On Monday, I linked to a story I wrote for Article 25 called “The People on the Second Floor.” Part of the story was about Melissa, the daughter of the woman living right above me. After she, her mother and the people they were living with moved out—or were forced to move out—Melissa acted like she no longer knew who I was. Recently, that has changed.
Last week, I was heading into Walgreens to pick up a birthday card for my daughter. Passing the bus benches in front of the store, there was Melissa. If you’ll remember in the story, she makes her living on the street. Melissa is a prostitute.
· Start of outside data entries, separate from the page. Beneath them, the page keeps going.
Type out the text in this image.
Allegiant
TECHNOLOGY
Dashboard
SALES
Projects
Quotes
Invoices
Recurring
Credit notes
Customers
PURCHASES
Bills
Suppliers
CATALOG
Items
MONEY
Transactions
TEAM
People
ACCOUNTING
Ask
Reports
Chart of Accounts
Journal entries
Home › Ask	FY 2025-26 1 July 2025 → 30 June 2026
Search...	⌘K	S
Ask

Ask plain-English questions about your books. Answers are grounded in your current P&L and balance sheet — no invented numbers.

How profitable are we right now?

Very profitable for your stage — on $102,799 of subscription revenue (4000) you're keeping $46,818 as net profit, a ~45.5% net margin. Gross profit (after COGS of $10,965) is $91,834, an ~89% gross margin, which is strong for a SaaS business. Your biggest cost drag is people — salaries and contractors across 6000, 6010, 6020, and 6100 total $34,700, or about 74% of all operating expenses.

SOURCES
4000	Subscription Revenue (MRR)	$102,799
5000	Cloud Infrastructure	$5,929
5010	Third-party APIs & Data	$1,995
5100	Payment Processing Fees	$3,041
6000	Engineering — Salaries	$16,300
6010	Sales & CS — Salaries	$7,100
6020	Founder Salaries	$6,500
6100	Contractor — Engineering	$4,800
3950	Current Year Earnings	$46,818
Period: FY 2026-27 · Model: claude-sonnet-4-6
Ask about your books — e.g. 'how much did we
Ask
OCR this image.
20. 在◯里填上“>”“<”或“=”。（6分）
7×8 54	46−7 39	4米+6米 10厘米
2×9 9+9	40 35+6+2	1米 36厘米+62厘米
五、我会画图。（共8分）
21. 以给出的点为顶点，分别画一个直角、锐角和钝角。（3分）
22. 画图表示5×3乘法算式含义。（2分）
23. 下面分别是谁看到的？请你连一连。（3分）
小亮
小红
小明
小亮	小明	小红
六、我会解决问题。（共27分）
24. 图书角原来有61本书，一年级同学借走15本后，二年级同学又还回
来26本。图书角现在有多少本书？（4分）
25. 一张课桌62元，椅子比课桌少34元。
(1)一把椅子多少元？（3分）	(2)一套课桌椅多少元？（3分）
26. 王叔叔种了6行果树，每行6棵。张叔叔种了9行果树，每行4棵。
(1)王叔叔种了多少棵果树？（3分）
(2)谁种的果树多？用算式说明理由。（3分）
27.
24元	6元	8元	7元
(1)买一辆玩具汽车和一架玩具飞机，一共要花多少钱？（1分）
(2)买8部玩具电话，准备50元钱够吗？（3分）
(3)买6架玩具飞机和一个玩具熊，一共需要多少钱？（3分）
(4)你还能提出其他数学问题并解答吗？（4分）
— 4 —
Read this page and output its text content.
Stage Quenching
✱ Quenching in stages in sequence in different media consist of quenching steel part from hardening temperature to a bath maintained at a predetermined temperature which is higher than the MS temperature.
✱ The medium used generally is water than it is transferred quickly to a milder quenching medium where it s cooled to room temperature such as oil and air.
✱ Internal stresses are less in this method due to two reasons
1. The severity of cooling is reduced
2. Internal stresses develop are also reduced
All those weeks of pretending like she didn’t know me came to an end. Why, I don’t know. It doesn’t matter. I joined her on the bus bench.
I could tell she wasn’t herself. Melissa was talking a mile a minute jumping from one subject to another. I could tell she had a problem.
“I ain’t got no food, but I had enough money to get a pack of cigarettes,” she told me at one point. I was beginning to think Melissa was on something. It didn’t take long for her to confirm it.
Out of the blue, she said, “I’m addicted to crack cocaine. That’s my vice, gotta have it.”
She lit a cigarette and when she wasn’t jumping around to other topics, she told me more about it. She said she had to make $200 a day to support her habit. I think for Melissa, that’s a lot of men to be with in one day.
After spending a few minutes with her, Melissa jumped up to talk to another girl coming down the sidewalk. I suspect this girl is also a prostitute.
There’s not much I can do for Melissa except try and be her friend. She never asks a thing from me and I’m glad we’re talking again. The one thing I can do is listen.
I went into Walgreens to get that birthday card for my daughter. When looking through the cards, I thought of my daughter, then thought of Melissa.
Melissa’s mother lives with a black man, so that can’t be her father. I wonder where her father is and if he knows where his daughter is. Why has this happened to the both of them?
I know where my daughter is. While picking out that birthday card for her, I counted by blessings.